ABSTRACT
Biological insights often depend on comparing conditions such as disease and health, yet we lack effective computational tools for integrating single-cell genomics data across conditions or characterizing transitions from normal to deviant cell states. Here, we present Decipher, a deep generative model that characterizes derailed cell-state trajectories. Decipher jointly models and visualizes gene expression and cell state from normal and perturbed single-cell RNA-seq data, revealing shared and disrupted dynamics. We demonstrate its superior performance across diverse contexts, including in pancreatitis with oncogene mutation, acute myeloid leukemia, and gastric cancer.
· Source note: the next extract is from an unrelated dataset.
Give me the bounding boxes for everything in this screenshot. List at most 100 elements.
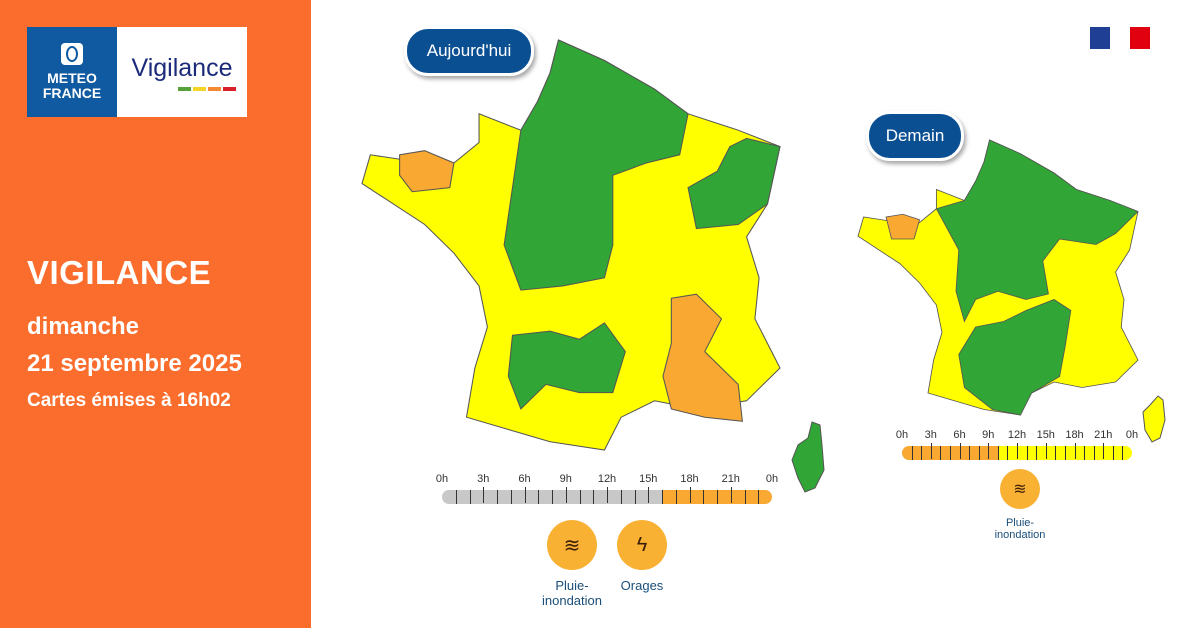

Competing Interest Statement
D.P. is on the scientific advisory board of Insitro. R.L.L. is on the supervisory board of Qiagen and on the board of directors of Ajax Therapeutics, for which he receives compensation and equity support. He is or has recently been a scientific advisor to Imago, Mission Bio, Syndax. Zentalis, Ajax, Bakx, Auron, Prelude, C4 Therapeutics and Isoplexis for which he receives equity support. He has research support from Ajax and AbbVie, consulted for Janssen, and received honoraria from Astra Zeneca and Kura for invited lectures.
Footnotes
We highlight Decipher's ability to jointly model and visualize gene expression and cell state from normal and perturbed single-cell RNA-seq data, revealing shared and disrupted dynamics. We demonstrate its superior performance across new and diverse contexts, including in pancreatitis with oncogene mutation, acute myeloid leukemia, and gastric cancer.
↵1 Because the Gaussian Process is used here only to define the distribution of the observations, and not to sample an unobserved latent variable, there is no computational difficulty in using it.